Handicapped protest state move pressing local gov’t to abolish free medical service

February 6, 2013
A civil group supporting the handicapped and their families in Yamanashi Prefecture lodged a protest on February 5 with the welfare ministry against the state’s pressure on the prefectural government to abandon its free medical care system for the seriously handicapped.

Protestors are members of the association to protect the medical expenses subsidy system for severely handicapped persons. Japanese Communist Party member of the House of Councilors Tamura Tomoko and JCP Yamanashi Prefectural assemblywoman Kogoshi Tomoko accompanied them.

At the persistent request of disability groups, the Yamanashi prefectural government introduced a free medical care service for the seriously disabled in April 2008. Both the prefecture and each municipality in the prefecture share the costs equally.

The central government has pressured the prefecture into putting an end to this program by cutting the state subsidy granted to the prefecture for the national health insurance system. The prefectural authority is considering changing the program into one in which disabled patients are required to pay the expenses at medical facilities and then given a full refund a few months later.

JCP lawmaker Tamura Tomoko demanded that the national government stop reducing the subsidy to the prefecture, saying, “It is a matter of grave concern that the central administration is trying to worsen the health care program for severely handicapped persons.”

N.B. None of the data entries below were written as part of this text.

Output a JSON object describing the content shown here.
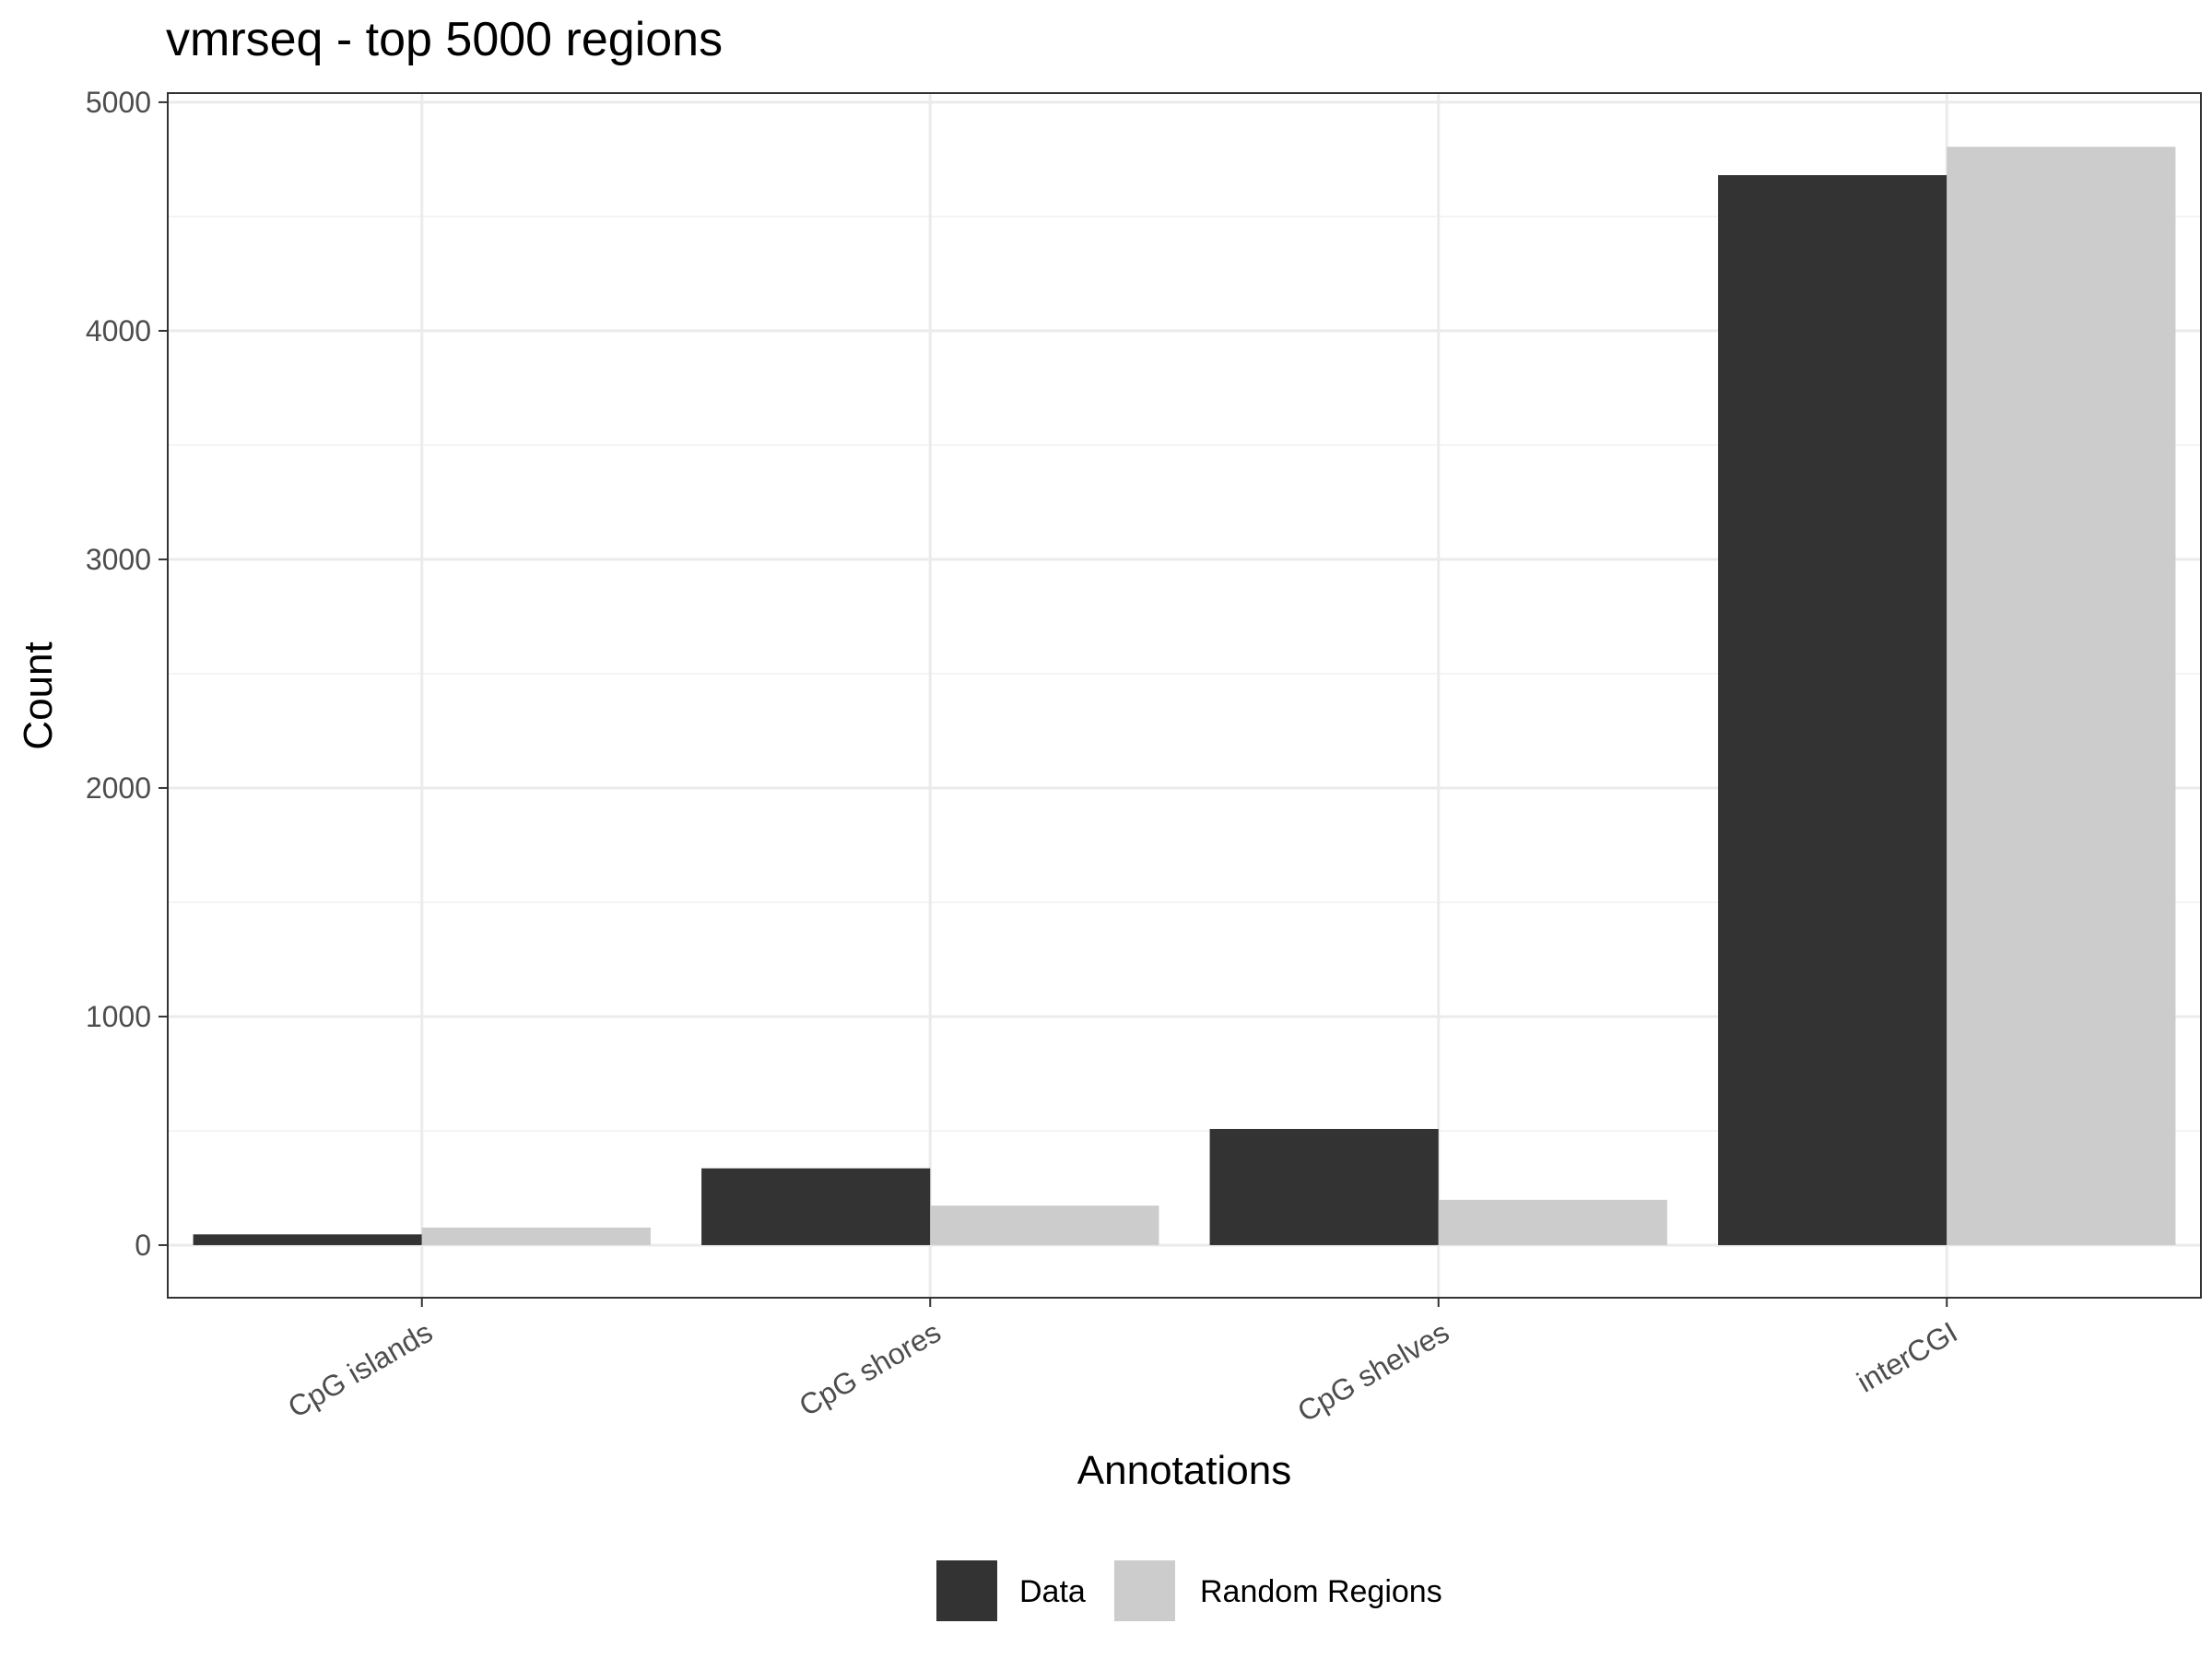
{
  "chart_data": {
    "type": "bar",
    "title": "vmrseq - top 5000 regions",
    "xlabel": "Annotations",
    "ylabel": "Count",
    "categories": [
      "CpG islands",
      "CpG shores",
      "CpG shelves",
      "interCGI"
    ],
    "series": [
      {
        "name": "Data",
        "color": "#333333",
        "values": [
          47,
          336,
          508,
          4681
        ]
      },
      {
        "name": "Random Regions",
        "color": "#cccccc",
        "values": [
          77,
          173,
          198,
          4805
        ]
      }
    ],
    "ylim": [
      -230,
      5040
    ],
    "yticks": [
      0,
      1000,
      2000,
      3000,
      4000,
      5000
    ],
    "ytick_labels": [
      "0",
      "1000",
      "2000",
      "3000",
      "4000",
      "5000"
    ],
    "grid": true,
    "legend_position": "bottom"
  }
}
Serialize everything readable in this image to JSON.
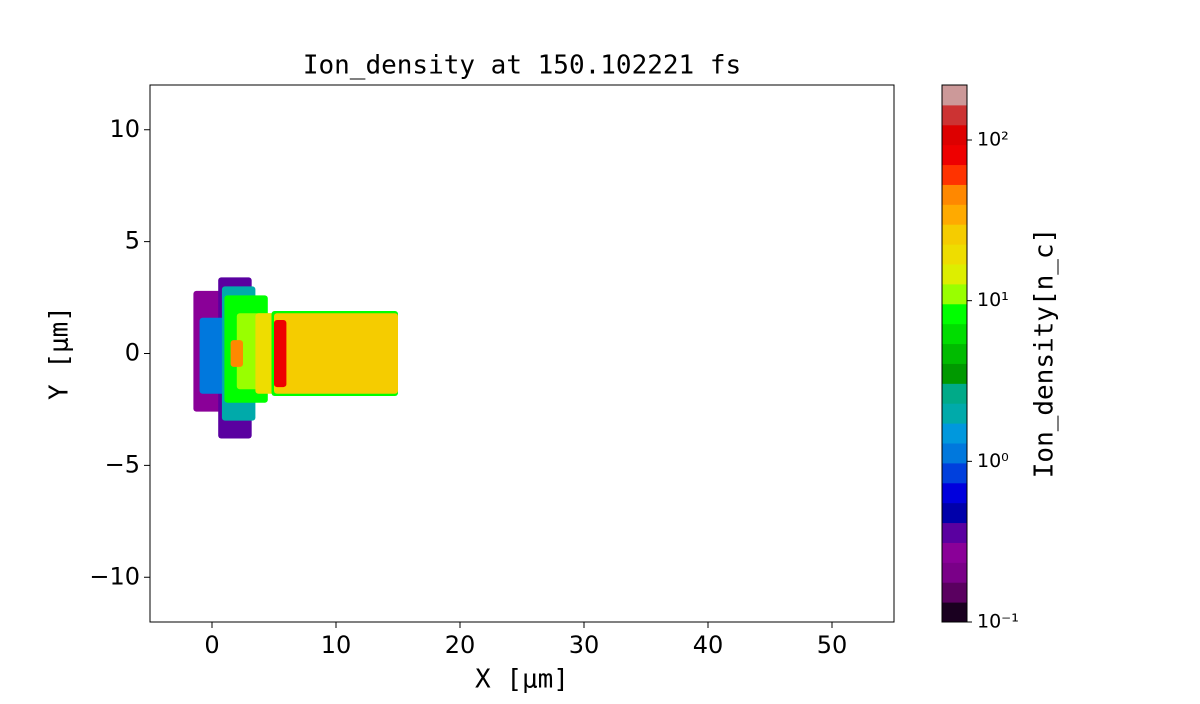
{
  "chart_data": {
    "type": "heatmap",
    "title": "Ion_density at 150.102221 fs",
    "x_label": "X [μm]",
    "y_label": "Y [μm]",
    "colorbar_label": "Ion_density[n_c]",
    "xlim": [
      -5,
      55
    ],
    "ylim": [
      -12,
      12
    ],
    "xticks": [
      0,
      10,
      20,
      30,
      40,
      50
    ],
    "yticks": [
      {
        "value": -10,
        "label": "−10"
      },
      {
        "value": -5,
        "label": "−5"
      },
      0,
      5,
      10
    ],
    "clim": [
      0.1,
      220
    ],
    "color_scale": "log",
    "cticks": [
      {
        "value": 0.1,
        "label": "10⁻¹"
      },
      {
        "value": 1,
        "label": "10⁰"
      },
      {
        "value": 10,
        "label": "10¹"
      },
      {
        "value": 100,
        "label": "10²"
      }
    ],
    "colors": [
      "#1a0020",
      "#5a0060",
      "#7a0088",
      "#8a0098",
      "#5a00a0",
      "#0000aa",
      "#0000dd",
      "#0040dd",
      "#0078dd",
      "#0098dd",
      "#00aaaa",
      "#00aa88",
      "#009900",
      "#00bb00",
      "#00dd00",
      "#00ff00",
      "#99ff00",
      "#ddee00",
      "#eedd00",
      "#f5cc00",
      "#ffaa00",
      "#ff8800",
      "#ff3300",
      "#ee0000",
      "#dd0000",
      "#cc3333",
      "#cc9999"
    ],
    "regions": [
      {
        "x": [
          -1.5,
          0.8
        ],
        "y": [
          -2.6,
          2.8
        ],
        "value": 0.3
      },
      {
        "x": [
          0.5,
          3.2
        ],
        "y": [
          -3.8,
          3.4
        ],
        "value": 0.4
      },
      {
        "x": [
          -1,
          1.5
        ],
        "y": [
          -1.8,
          1.6
        ],
        "value": 1.2
      },
      {
        "x": [
          0.8,
          3.5
        ],
        "y": [
          -3,
          3
        ],
        "value": 2
      },
      {
        "x": [
          1,
          4.5
        ],
        "y": [
          -2.2,
          2.6
        ],
        "value": 8
      },
      {
        "x": [
          2,
          5
        ],
        "y": [
          -1.6,
          1.8
        ],
        "value": 12
      },
      {
        "x": [
          1.5,
          2.5
        ],
        "y": [
          -0.6,
          0.6
        ],
        "value": 40
      },
      {
        "x": [
          3.5,
          5.2
        ],
        "y": [
          -1.8,
          1.8
        ],
        "value": 20
      },
      {
        "x": [
          4.8,
          15
        ],
        "y": [
          -1.9,
          1.9
        ],
        "value": 8
      },
      {
        "x": [
          5,
          15
        ],
        "y": [
          -1.8,
          1.8
        ],
        "value": 25
      },
      {
        "x": [
          5,
          6
        ],
        "y": [
          -1.5,
          1.5
        ],
        "value": 80
      }
    ]
  }
}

Uto Kenji, representing the association, stressed that the free medical care service is a “lifeline” for the seriously handicapped who are forced to live a difficult life due to low incomes. He added that it is outrageous for the government to punish the autonomous body that set up the free medical care system prior to the state.

One member of a disabled person’s family said, “If the current program is turned into a refund system, we will have to pay 300,000 yen a month for home medical treatment. We must have 900,000 yen on hand since the money is repaid to us after three months. Under such a system, we cannot afford to receive necessary treatment.”